そしてまあ、素材は一杯集まっているから、一体持っていかれてもまた創ればいいかと思うことにした。
そう考えるとこのパペットは、レイシアの護衛として接近戦ができるアタッカーとして扱ってやればいいかと考える。
こいつ用の日本刀でも作って、こっちに居合いを教えたらどうかな?
戦力としては自分で判断して動けるので、中々にいい戦力になるかもしれないな。
そしておそらくレイシアの使う召喚は、世界のどこかに実在しているものを呼び出す魔法で合っていたと考えられる。

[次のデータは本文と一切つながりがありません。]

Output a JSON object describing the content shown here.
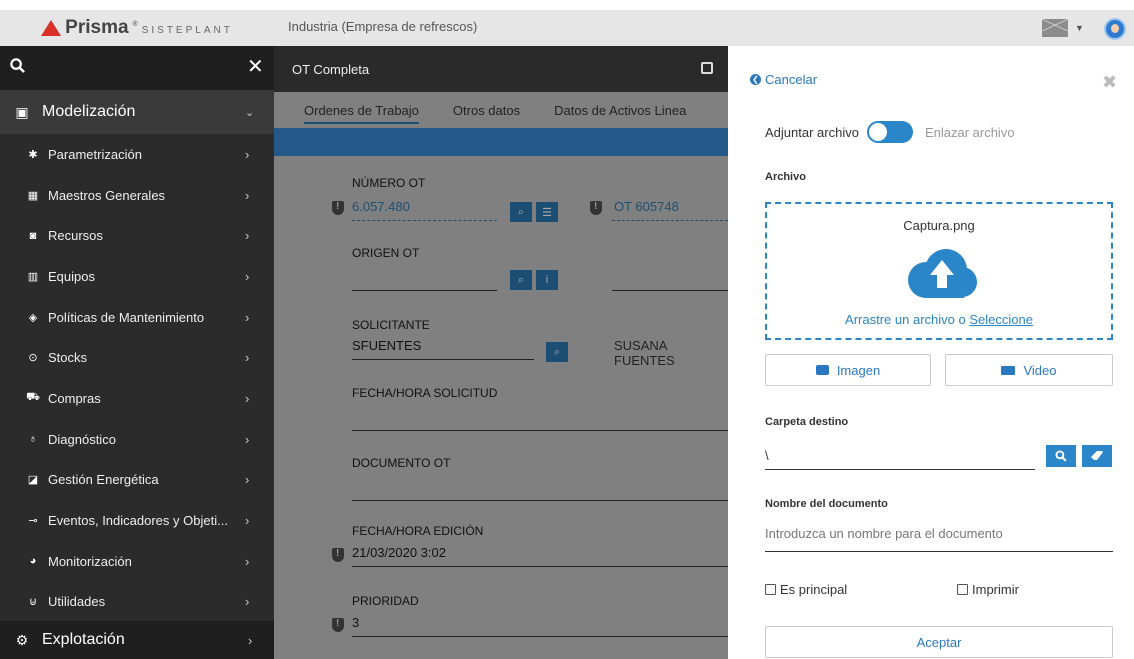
{
  "topbar": {
    "brand_name": "Prisma",
    "brand_sub": "SISTEPLANT",
    "company": "Industria (Empresa de refrescos)"
  },
  "sidebar": {
    "section_head": "Modelización",
    "items": [
      {
        "label": "Parametrización",
        "icon": "gear-icon"
      },
      {
        "label": "Maestros Generales",
        "icon": "grid-icon"
      },
      {
        "label": "Recursos",
        "icon": "resources-icon"
      },
      {
        "label": "Equipos",
        "icon": "building-icon"
      },
      {
        "label": "Políticas de Mantenimiento",
        "icon": "policy-icon"
      },
      {
        "label": "Stocks",
        "icon": "stocks-icon"
      },
      {
        "label": "Compras",
        "icon": "cart-icon"
      },
      {
        "label": "Diagnóstico",
        "icon": "stethoscope-icon"
      },
      {
        "label": "Gestión Energética",
        "icon": "energy-icon"
      },
      {
        "label": "Eventos, Indicadores y Objeti...",
        "icon": "events-icon"
      },
      {
        "label": "Monitorización",
        "icon": "gauge-icon"
      },
      {
        "label": "Utilidades",
        "icon": "magnet-icon"
      }
    ],
    "footer": "Explotación"
  },
  "main": {
    "title": "OT Completa",
    "tabs": [
      "Ordenes de Trabajo",
      "Otros datos",
      "Datos de Activos Linea"
    ],
    "fields": {
      "numero_label": "NÚMERO OT",
      "numero_value": "6.057.480",
      "numero_ref": "OT 605748",
      "origen_label": "ORIGEN OT",
      "solicitante_label": "SOLICITANTE",
      "solicitante_value": "SFUENTES",
      "solicitante_name": "SUSANA FUENTES",
      "fecha_sol_label": "FECHA/HORA SOLICITUD",
      "documento_label": "DOCUMENTO OT",
      "fecha_ed_label": "FECHA/HORA EDICIÓN",
      "fecha_ed_value": "21/03/2020 3:02",
      "prioridad_label": "PRIORIDAD",
      "prioridad_value": "3"
    }
  },
  "panel": {
    "cancel": "Cancelar",
    "attach_label": "Adjuntar archivo",
    "link_label": "Enlazar archivo",
    "archivo_label": "Archivo",
    "filename": "Captura.png",
    "drop_text": "Arrastre un archivo o",
    "drop_link": "Seleccione",
    "image_btn": "Imagen",
    "video_btn": "Video",
    "folder_label": "Carpeta destino",
    "folder_value": "\\",
    "docname_label": "Nombre del documento",
    "docname_placeholder": "Introduzca un nombre para el documento",
    "principal": "Es principal",
    "imprimir": "Imprimir",
    "accept": "Aceptar"
  }
}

ダガーとかバリスタとか、呼び出したやつは、勝手に使っちゃっていたのだろうね・・・・・・
この世界に指紋とか中古とか無くてよかったかもしれないな。不都合が起きていないことを願っておこう・・・・・・
「あ、後もう一つ、相談があったな」
ふと、金属の種類についての知識は無いのだけれど、複数の素材が欲しかったのを思い出したので、今後の活動予定も含めて相談することにした。
「何?」
「どこかに珍しい鉱石とか、宝石が取れるところがあったら、行ってみたい」
「わかった、ギルドでちょっと聞いてみるわ」
「じゃあその間に、ちょっとこのパペット用の武器を作りに行って来るよ」
「うん、こっちも情報を集めて来るよ」
そうして拠点へと向かった。
工房でインゴットを作っていたゴーレムに刀作りのやり方を教え、その間に刀を磨いたり削ったりできる道具を作製していく。

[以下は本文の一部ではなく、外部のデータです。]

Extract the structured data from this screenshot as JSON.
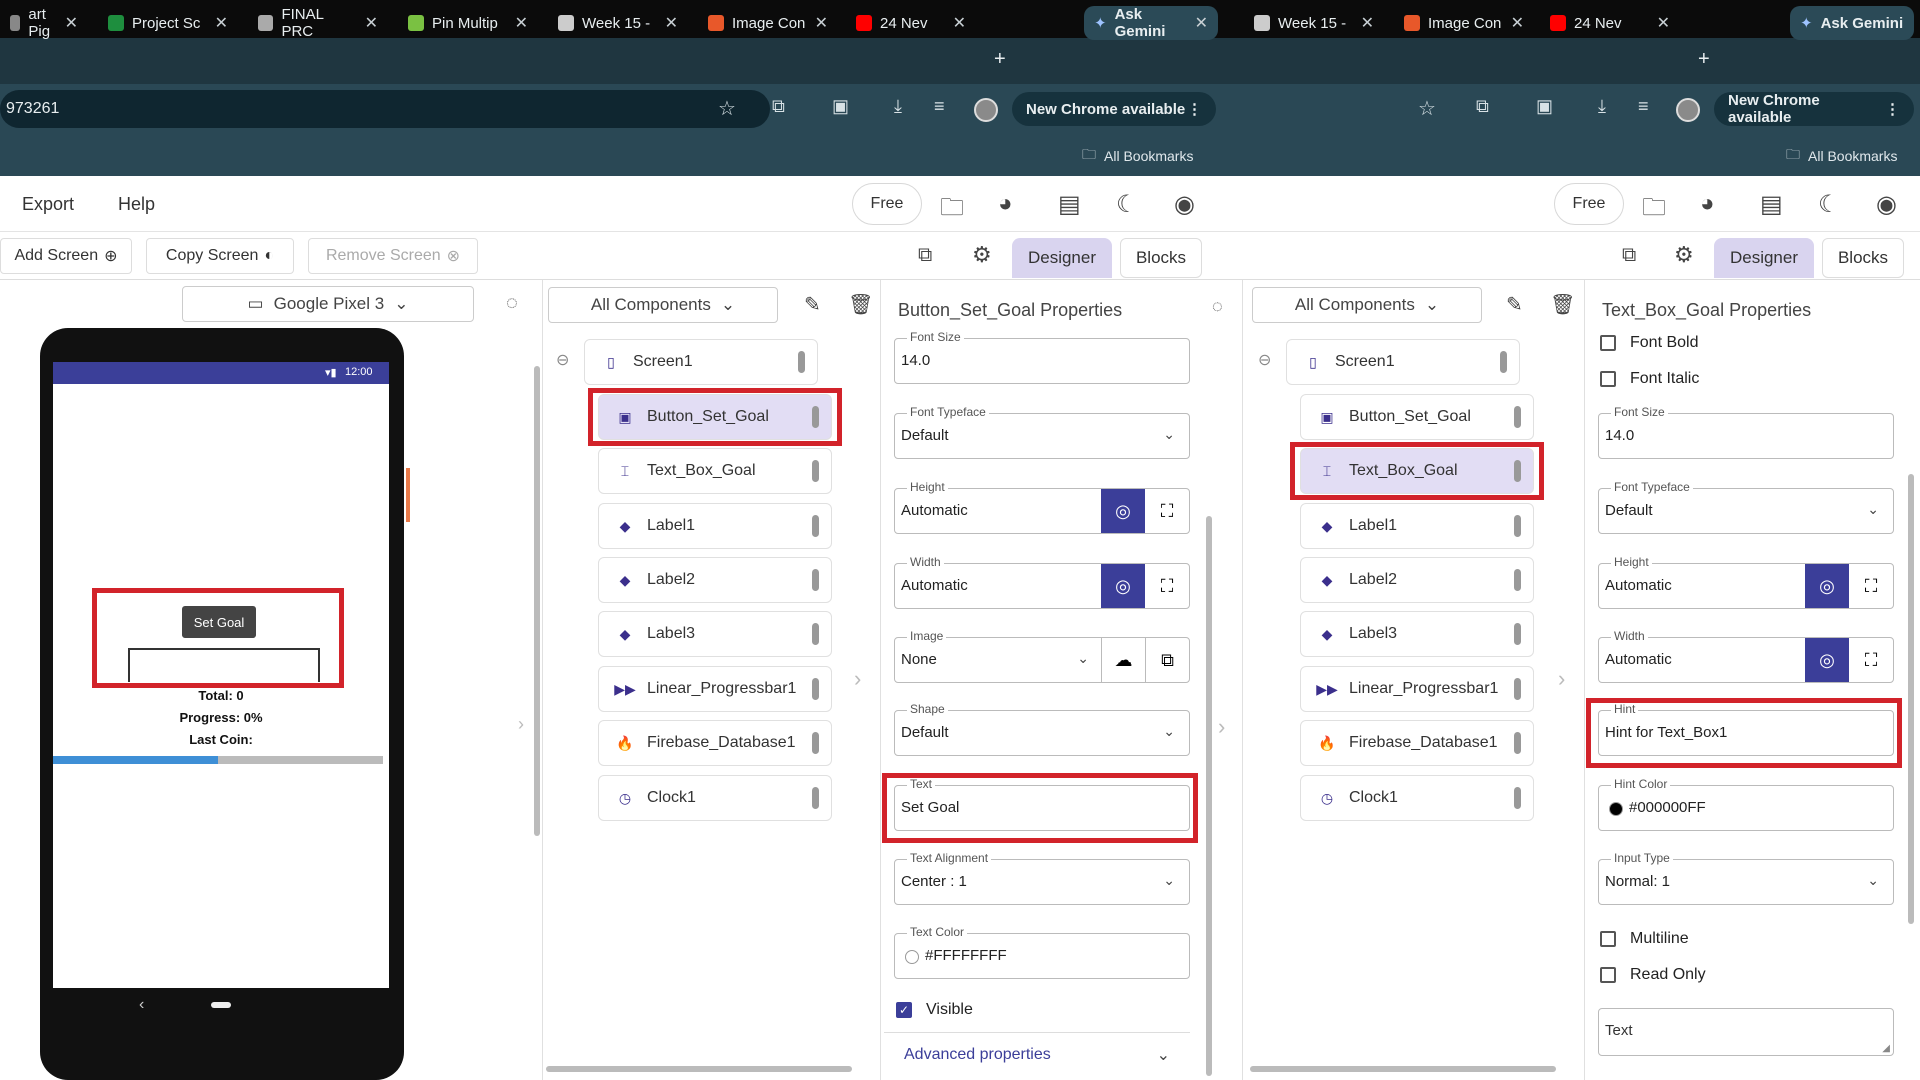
{
  "browser": {
    "tabs_left": [
      {
        "label": "art Pig",
        "icon": "page-icon",
        "color": "#888"
      },
      {
        "label": "Project Sc",
        "icon": "sheets-icon",
        "color": "#1e8e3e"
      },
      {
        "label": "FINAL PRC",
        "icon": "tree-icon",
        "color": "#aaa"
      },
      {
        "label": "Pin Multip",
        "icon": "s-icon",
        "color": "#7ac142"
      },
      {
        "label": "Week 15 -",
        "icon": "globe-icon",
        "color": "#ccc"
      },
      {
        "label": "Image Con",
        "icon": "media-icon",
        "color": "#e8582a"
      },
      {
        "label": "24 Nev",
        "icon": "youtube-icon",
        "color": "#ff0000"
      }
    ],
    "tabs_right": [
      {
        "label": "Week 15 -",
        "icon": "globe-icon",
        "color": "#ccc"
      },
      {
        "label": "Image Con",
        "icon": "media-icon",
        "color": "#e8582a"
      },
      {
        "label": "24 Nev",
        "icon": "youtube-icon",
        "color": "#ff0000"
      }
    ],
    "active_tab": "Ask Gemini",
    "active_tab_right": "Ask Gemini",
    "new_tab": "+",
    "url": "973261",
    "update_chip": "New Chrome available",
    "update_chip_right": "New Chrome available",
    "bookmarks": "All Bookmarks",
    "bookmarks_right": "All Bookmarks"
  },
  "app": {
    "menu": {
      "export": "Export",
      "help": "Help"
    },
    "plan": "Free",
    "plan_right": "Free",
    "add_screen": "Add Screen",
    "copy_screen": "Copy Screen",
    "remove_screen": "Remove Screen",
    "designer_tab": "Designer",
    "blocks_tab": "Blocks",
    "designer_tab_right": "Designer",
    "blocks_tab_right": "Blocks",
    "device": "Google Pixel 3",
    "components_filter": "All Components",
    "components_filter_right": "All Components"
  },
  "phone": {
    "time": "12:00",
    "button_label": "Set Goal",
    "total": "Total: 0",
    "progress": "Progress: 0%",
    "last_coin": "Last Coin:",
    "progress_fraction": 0.5
  },
  "tree_left": [
    {
      "label": "Screen1",
      "icon": "phone-icon"
    },
    {
      "label": "Button_Set_Goal",
      "icon": "button-icon"
    },
    {
      "label": "Text_Box_Goal",
      "icon": "textbox-icon"
    },
    {
      "label": "Label1",
      "icon": "label-icon"
    },
    {
      "label": "Label2",
      "icon": "label-icon"
    },
    {
      "label": "Label3",
      "icon": "label-icon"
    },
    {
      "label": "Linear_Progressbar1",
      "icon": "progress-icon"
    },
    {
      "label": "Firebase_Database1",
      "icon": "firebase-icon"
    },
    {
      "label": "Clock1",
      "icon": "clock-icon"
    }
  ],
  "tree_right": [
    {
      "label": "Screen1",
      "icon": "phone-icon"
    },
    {
      "label": "Button_Set_Goal",
      "icon": "button-icon"
    },
    {
      "label": "Text_Box_Goal",
      "icon": "textbox-icon"
    },
    {
      "label": "Label1",
      "icon": "label-icon"
    },
    {
      "label": "Label2",
      "icon": "label-icon"
    },
    {
      "label": "Label3",
      "icon": "label-icon"
    },
    {
      "label": "Linear_Progressbar1",
      "icon": "progress-icon"
    },
    {
      "label": "Firebase_Database1",
      "icon": "firebase-icon"
    },
    {
      "label": "Clock1",
      "icon": "clock-icon"
    }
  ],
  "props_left": {
    "title": "Button_Set_Goal Properties",
    "font_size_label": "Font Size",
    "font_size": "14.0",
    "font_typeface_label": "Font Typeface",
    "font_typeface": "Default",
    "height_label": "Height",
    "height": "Automatic",
    "width_label": "Width",
    "width": "Automatic",
    "image_label": "Image",
    "image": "None",
    "shape_label": "Shape",
    "shape": "Default",
    "text_label": "Text",
    "text": "Set Goal",
    "text_alignment_label": "Text Alignment",
    "text_alignment": "Center : 1",
    "text_color_label": "Text Color",
    "text_color": "#FFFFFFFF",
    "visible_label": "Visible",
    "advanced": "Advanced properties"
  },
  "props_right": {
    "title": "Text_Box_Goal Properties",
    "font_bold": "Font Bold",
    "font_italic": "Font Italic",
    "font_size_label": "Font Size",
    "font_size": "14.0",
    "font_typeface_label": "Font Typeface",
    "font_typeface": "Default",
    "height_label": "Height",
    "height": "Automatic",
    "width_label": "Width",
    "width": "Automatic",
    "hint_label": "Hint",
    "hint": "Hint for Text_Box1",
    "hint_color_label": "Hint Color",
    "hint_color": "#000000FF",
    "input_type_label": "Input Type",
    "input_type": "Normal: 1",
    "multiline": "Multiline",
    "read_only": "Read Only",
    "text_placeholder": "Text"
  },
  "colors": {
    "accent": "#3b3e99",
    "highlight": "#d2232a",
    "selected": "#e2ddf4"
  }
}
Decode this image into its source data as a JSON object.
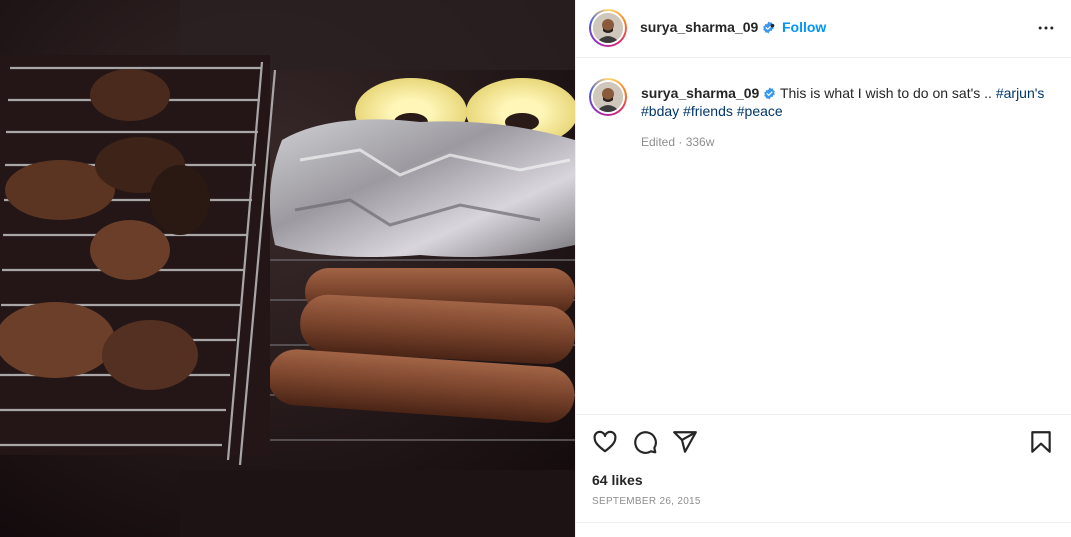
{
  "post": {
    "username": "surya_sharma_09",
    "follow_label": "Follow",
    "separator": "•",
    "caption": {
      "text": "This is what I wish to do on sat's .. ",
      "hashtags": [
        "#arjun's",
        "#bday",
        "#friends",
        "#peace"
      ]
    },
    "edited_label": "Edited · 336w",
    "likes_label": "64 likes",
    "date_label": "September 26, 2015",
    "icons": {
      "verified": "verified-badge-icon",
      "more": "more-options-icon",
      "like": "heart-icon",
      "comment": "comment-icon",
      "share": "share-icon",
      "save": "bookmark-icon"
    },
    "colors": {
      "link": "#0095f6",
      "hashtag": "#00376b",
      "muted": "#8e8e8e",
      "verified": "#3897f0"
    }
  }
}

道具ができた後は、パペットを三体ほど創造しておいた。
一体は鉱石、もう一体は伐採、残りは水晶を取りに行かせる。専門収取パペットだな。
後はゴーレムが鉄の加工を担当しているから、木工作品を作る魔法生物とかも欲しいな。
ゴーレムと共同して、いろいろな物が作れると思う。
一段落したら、今度は裁縫系に手を出していきたいものだ。
「魔生物作製!」
イメージは手先の器用なドワーフって感じ。まあ見た目は、わりとドワーフっぽいかもしれないな。全体的には丸々としたパペットだった。
この子には、日本刀の鞘の部分を作ってもらう。
後は適当に作った家具を、もっと専門技術を使ったちゃんとしたやつに作り変えてもらうのもいいな。
それぞれ仕事がなくなったらのんびりしているように指示を出して、出来上がった日本刀を持ってレイシアと合流することにした。

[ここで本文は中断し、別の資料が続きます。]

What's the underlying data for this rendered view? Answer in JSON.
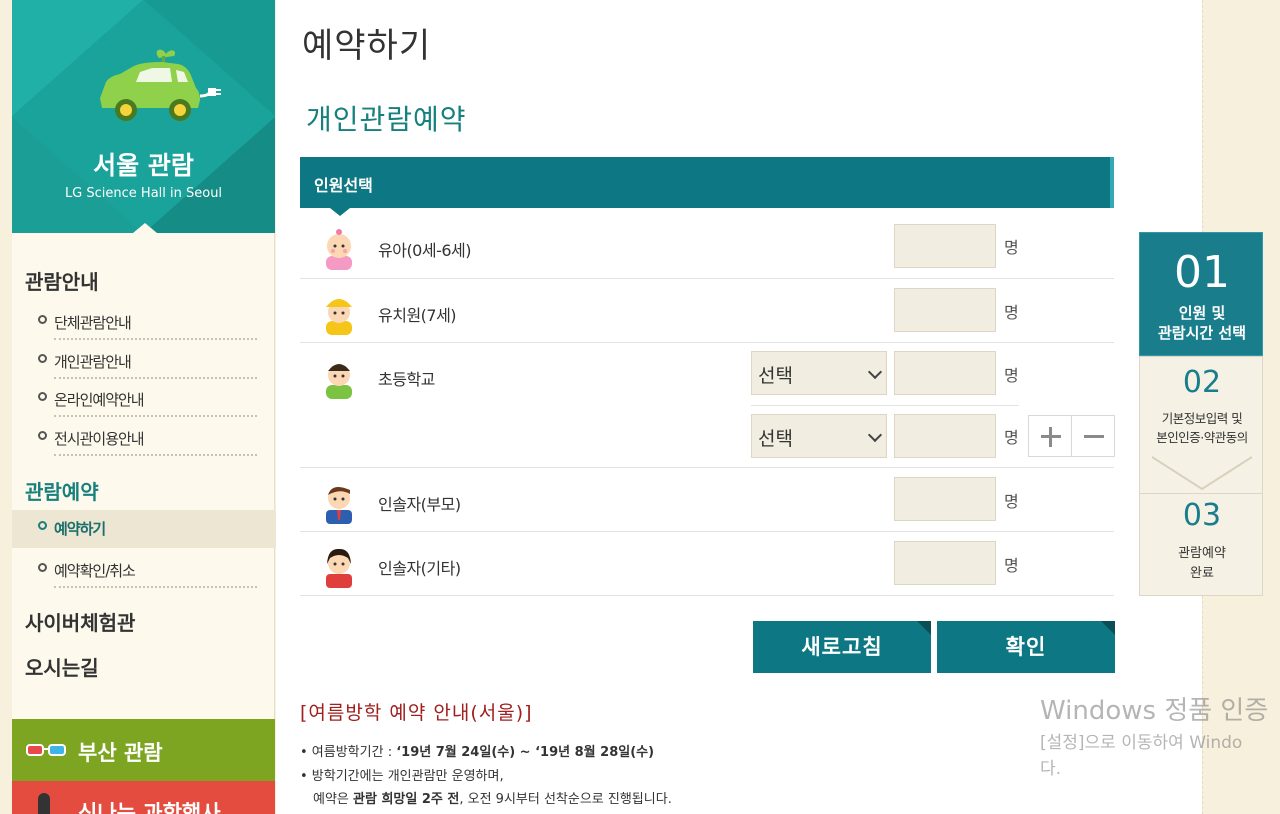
{
  "sidebar": {
    "title": "서울 관람",
    "subtitle": "LG Science Hall in Seoul",
    "groups": [
      {
        "heading": "관람안내",
        "items": [
          "단체관람안내",
          "개인관람안내",
          "온라인예약안내",
          "전시관이용안내"
        ]
      },
      {
        "heading": "관람예약",
        "items": [
          "예약하기",
          "예약확인/취소"
        ]
      }
    ],
    "link_cyber": "사이버체험관",
    "link_directions": "오시는길",
    "banner_busan": "부산 관람",
    "banner_science": "신나는 과학행사"
  },
  "main": {
    "page_title": "예약하기",
    "section_title": "개인관람예약",
    "panel_heading": "인원선택",
    "unit": "명",
    "rows": [
      {
        "label": "유아(0세-6세)"
      },
      {
        "label": "유치원(7세)"
      },
      {
        "label": "초등학교",
        "select": "선택",
        "select2": "선택"
      },
      {
        "label": "인솔자(부모)"
      },
      {
        "label": "인솔자(기타)"
      }
    ],
    "btn_reset": "새로고침",
    "btn_confirm": "확인",
    "notice_title": "[여름방학 예약 안내(서울)]",
    "notice_l1_prefix": "• 여름방학기간 : ",
    "notice_l1_bold": "‘19년 7월 24일(수) ~ ‘19년 8월 28일(수)",
    "notice_l2": "• 방학기간에는 개인관람만 운영하며,",
    "notice_l3_prefix": "예약은 ",
    "notice_l3_bold": "관람 희망일 2주 전",
    "notice_l3_suffix": ", 오전 9시부터 선착순으로 진행됩니다."
  },
  "steps": [
    {
      "num": "01",
      "line1": "인원 및",
      "line2": "관람시간 선택"
    },
    {
      "num": "02",
      "line1": "기본정보입력 및",
      "line2": "본인인증·약관동의"
    },
    {
      "num": "03",
      "line1": "관람예약",
      "line2": "완료"
    }
  ],
  "watermark": {
    "line1": "Windows 정품 인증",
    "line2": "[설정]으로 이동하여 Windo",
    "line3": "다."
  },
  "colors": {
    "teal": "#0d7883",
    "sidebar_teal": "#1aa39b",
    "busan_green": "#7ea522",
    "science_red": "#e34c3f",
    "notice_red": "#a01f1f"
  }
}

「聞いた話だと、ここからは結構離れているのですって」
合流した後で、宿屋に向かいながらそれぞれの成果を報告し合う。
「なら、ちょっと僕だけで行って来ようかな」
そんな事を言うと・・・・・・
「そっちの方には温泉っていうのがあってね、ちょっと私も興味があるよ~」
ほうほう、やっぱり女の子はお風呂好きですか。お互いの趣味を兼ねて、行ってみるっていうのもありだな。
「じゃあ行ってみるとして、この町には帰って来るのか?」
「うーん、どうしようか。別にこの町にいたいって理由もないんだけど。領主さんからの依頼の結果を受けたら、移動しちゃってもいいかもしれないわね」
「あー、それ忘れていたよ」
まだ追加報酬の話があったのだった。別にお金に困っていないから、どうでもいい気もするけどね。
「じゃあ、いろいろと切りが付いたら移動ってことだな」
「ええ、のんびりして次へ行きましょう」
そんな感じの予定を立てて、今日のところは休むことになった。
翌日僕らは町外れに行って、パペットに居合いを教えて訓練の後は町で露店巡りをして過ごした。